JUNE 2014


When The Missus and I stepped off Sanjusangen-yama, we had arrived.

We had arrived at the beginning.

After three years on the Kinki-Kansai Hyakumeizan merry go round, a ride that had seen us scampering off to mountains in all directions, armed without much method to our madness, we’d finally made it to a point that most normal Hyakumeizan hunters, indeed ALL sane Hyakumeizan hunters, start at:

The ‘100 Mountains To Go’ mark.

Could we call it a three year warm up?

Yeah, no, not really.  Ten mountains a year wasn’t getting anything other than our easy chairs warm.

Maybe a preamble then – with the emphasis on ‘amble’?

Mmm, that sounded more like it.



So, on June the 16th, 2014 we’d ambled off our thirty second peak.  Way back on July 24th, 2011 we’d ambled up our first – Atago-yama in Kyoto.  Ah, the memories.  The torturous Minago, the train ride atop Ikoma, the bickering on Awaga, the powder snow of Iwawaki and the beauty of Ryozen-zan and Hachi-ga-mine.

32 mountains in 1059 days. What was our strike rate then?  Crack out the calculators kids.  A mountain every 33 days.  One a month.  At that pace we were due to be done by the end of 2022!  Hell, I’d be well on my way to the big five-oh.  If The Missus hadn’t done me in by then.  The Kid’d be out of school – well probably.  Elementary school anyway.

All the ambling had to stop and seeing that there were only a mere hundred mountains remaining on our hitlist, it was as good a time as any to introduce into our efforts a more systematic method of attack.

Based from home on this intrepid task, our focus was quite often on other things.  Back in ’07 when I set off to climb Japan’s 100 famous mountains I headed north and hiked the mountains home to Osaka.  Simple:  travel as far away from home as possible and head back, tackling a bunch of peaks on the way.

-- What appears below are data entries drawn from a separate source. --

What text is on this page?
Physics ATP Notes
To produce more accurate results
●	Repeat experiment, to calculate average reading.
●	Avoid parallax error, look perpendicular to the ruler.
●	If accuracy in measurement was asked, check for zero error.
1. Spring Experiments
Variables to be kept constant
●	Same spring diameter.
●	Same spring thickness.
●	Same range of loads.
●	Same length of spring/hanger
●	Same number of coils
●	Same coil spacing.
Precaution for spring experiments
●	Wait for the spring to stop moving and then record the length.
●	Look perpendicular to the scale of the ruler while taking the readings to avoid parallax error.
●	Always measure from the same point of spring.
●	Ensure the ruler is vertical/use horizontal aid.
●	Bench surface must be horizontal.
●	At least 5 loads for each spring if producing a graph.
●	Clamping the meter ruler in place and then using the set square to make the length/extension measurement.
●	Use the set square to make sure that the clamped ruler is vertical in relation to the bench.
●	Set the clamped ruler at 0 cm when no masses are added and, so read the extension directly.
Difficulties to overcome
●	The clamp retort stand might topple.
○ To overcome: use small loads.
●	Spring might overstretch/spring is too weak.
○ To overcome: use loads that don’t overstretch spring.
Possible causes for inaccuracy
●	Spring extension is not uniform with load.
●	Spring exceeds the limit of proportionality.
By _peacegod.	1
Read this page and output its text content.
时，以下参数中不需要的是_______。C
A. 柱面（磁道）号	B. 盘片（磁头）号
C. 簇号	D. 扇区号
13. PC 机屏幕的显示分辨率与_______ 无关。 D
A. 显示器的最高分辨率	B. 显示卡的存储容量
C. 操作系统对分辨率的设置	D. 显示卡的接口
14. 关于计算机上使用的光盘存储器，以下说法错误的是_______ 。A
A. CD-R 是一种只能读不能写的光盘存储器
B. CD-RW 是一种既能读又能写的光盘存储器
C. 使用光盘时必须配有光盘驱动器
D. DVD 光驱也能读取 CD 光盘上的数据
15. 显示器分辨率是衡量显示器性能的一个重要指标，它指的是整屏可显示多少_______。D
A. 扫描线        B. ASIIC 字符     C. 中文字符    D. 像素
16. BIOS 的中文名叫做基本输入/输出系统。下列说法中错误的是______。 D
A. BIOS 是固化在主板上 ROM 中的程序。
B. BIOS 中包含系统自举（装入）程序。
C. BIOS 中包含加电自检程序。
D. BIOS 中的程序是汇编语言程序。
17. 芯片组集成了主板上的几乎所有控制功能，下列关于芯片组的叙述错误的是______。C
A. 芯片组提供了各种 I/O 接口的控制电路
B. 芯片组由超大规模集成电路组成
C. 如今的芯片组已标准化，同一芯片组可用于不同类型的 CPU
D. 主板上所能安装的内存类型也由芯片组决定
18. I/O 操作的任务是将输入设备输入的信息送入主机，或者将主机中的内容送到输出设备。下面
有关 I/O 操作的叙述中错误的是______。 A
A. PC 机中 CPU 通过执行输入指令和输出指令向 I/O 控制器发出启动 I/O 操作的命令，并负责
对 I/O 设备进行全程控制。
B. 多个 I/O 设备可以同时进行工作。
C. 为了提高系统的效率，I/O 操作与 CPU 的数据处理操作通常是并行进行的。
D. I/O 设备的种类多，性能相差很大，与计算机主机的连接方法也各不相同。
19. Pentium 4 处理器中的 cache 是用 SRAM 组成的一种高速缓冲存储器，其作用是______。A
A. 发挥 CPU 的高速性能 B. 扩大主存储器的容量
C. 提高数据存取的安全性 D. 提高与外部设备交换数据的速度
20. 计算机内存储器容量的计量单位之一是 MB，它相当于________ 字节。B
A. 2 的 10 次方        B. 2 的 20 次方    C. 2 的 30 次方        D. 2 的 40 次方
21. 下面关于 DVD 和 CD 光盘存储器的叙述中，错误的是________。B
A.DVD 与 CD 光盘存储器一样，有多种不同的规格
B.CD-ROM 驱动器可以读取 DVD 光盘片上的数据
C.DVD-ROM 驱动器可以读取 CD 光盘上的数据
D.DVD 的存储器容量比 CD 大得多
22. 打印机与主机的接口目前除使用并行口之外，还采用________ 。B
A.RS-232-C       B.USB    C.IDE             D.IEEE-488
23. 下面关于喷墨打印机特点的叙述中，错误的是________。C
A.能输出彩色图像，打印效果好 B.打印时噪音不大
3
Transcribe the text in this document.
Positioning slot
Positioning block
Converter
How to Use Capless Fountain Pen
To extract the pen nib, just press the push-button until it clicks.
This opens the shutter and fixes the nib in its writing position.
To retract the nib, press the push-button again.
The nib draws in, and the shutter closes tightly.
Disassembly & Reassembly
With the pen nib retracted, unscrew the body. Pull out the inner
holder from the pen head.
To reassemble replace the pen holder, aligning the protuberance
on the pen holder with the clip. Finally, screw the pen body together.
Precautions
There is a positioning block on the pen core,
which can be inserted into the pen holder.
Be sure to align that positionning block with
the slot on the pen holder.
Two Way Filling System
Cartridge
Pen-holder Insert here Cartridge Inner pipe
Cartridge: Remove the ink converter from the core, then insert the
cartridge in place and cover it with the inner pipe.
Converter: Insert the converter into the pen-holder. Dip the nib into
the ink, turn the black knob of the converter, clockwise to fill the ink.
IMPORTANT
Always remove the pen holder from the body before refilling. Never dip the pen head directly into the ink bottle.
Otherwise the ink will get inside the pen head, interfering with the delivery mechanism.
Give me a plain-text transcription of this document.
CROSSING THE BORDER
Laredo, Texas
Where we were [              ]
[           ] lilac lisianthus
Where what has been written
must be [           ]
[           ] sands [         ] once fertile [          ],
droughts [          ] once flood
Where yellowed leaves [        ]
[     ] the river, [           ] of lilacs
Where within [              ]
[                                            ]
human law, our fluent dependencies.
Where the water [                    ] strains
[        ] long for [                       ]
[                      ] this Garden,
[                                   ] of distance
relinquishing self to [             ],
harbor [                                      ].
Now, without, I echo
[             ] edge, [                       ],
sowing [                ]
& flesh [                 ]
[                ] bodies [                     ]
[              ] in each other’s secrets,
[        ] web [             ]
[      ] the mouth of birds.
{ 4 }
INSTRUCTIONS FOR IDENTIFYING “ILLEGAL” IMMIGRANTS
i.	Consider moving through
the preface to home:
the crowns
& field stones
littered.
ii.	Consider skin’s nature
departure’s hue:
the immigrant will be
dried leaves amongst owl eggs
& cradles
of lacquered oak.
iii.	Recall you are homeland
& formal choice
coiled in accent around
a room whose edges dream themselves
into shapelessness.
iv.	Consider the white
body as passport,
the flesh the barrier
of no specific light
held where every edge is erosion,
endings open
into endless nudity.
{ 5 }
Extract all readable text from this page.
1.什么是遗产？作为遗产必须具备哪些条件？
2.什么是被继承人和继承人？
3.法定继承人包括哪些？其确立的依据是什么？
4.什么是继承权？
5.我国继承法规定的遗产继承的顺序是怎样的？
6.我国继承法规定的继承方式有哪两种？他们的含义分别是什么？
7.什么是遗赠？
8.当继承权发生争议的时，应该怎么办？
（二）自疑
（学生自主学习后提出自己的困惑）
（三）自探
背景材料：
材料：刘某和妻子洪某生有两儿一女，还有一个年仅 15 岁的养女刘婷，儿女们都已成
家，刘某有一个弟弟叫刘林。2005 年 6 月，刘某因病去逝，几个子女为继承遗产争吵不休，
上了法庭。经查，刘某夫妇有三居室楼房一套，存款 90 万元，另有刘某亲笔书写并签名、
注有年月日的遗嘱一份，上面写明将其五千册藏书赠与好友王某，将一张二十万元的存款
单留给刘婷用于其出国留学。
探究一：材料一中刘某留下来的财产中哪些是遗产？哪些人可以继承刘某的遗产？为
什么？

Home base had since moved to Kyoto, and like Osaka it sits somewhat in the centre of the Kansai region, a touch to the north, but if we spare the nitpicking, one could imagine us situated in the middle of a picnic spread, the mountains rolling out in all directions like the rumples in a blanket.  Home and distraction was always within reach.

At some point in 2012 we’d written the names of the mountains on scraps of paper to draw out of a box.  We would climb what was drawn.  That idea lasted for a grand total of one solitary mountain.  After drawing the name of a distant peak and constrained by work and the Kid’s school hours, we eventually headed for summits closer to home in the meantime.  The lucky box gathered dust and eventually ended up trashed.


And so, to our renewed focus.  To the bright and shiny system that would carry us forward into a more active hiking future.  We had a four page list outlining the peaks from highest to lowest.  From the 1900 metre Mount Hakken in the Omine Mountains down to the 300 metre midget, Takamikura, out past Kobe.

“Forget the first page,” I said.  ‘Save the bigguns for a grand finale,’ and with the rest…well, we’ll just hit ’em randomly, like before – but more often, we promised.

Now that was a system well worth the doubling of our efforts.

And then it got hot.  As Kyoto does.  Hot and humid. We became distracted by the Kyoto Trail.  It circumnavigated our home town.  Cold beers were always a hop, skip and jump away.  And then the Old Man visited and we fled the heat for a road trip through Hokkaido.  And then we got back and our holidays were over and blah, blah, blah…

Ah, those mountains, we’d get back to them eventually – besides, we hadn’t really started yet, right?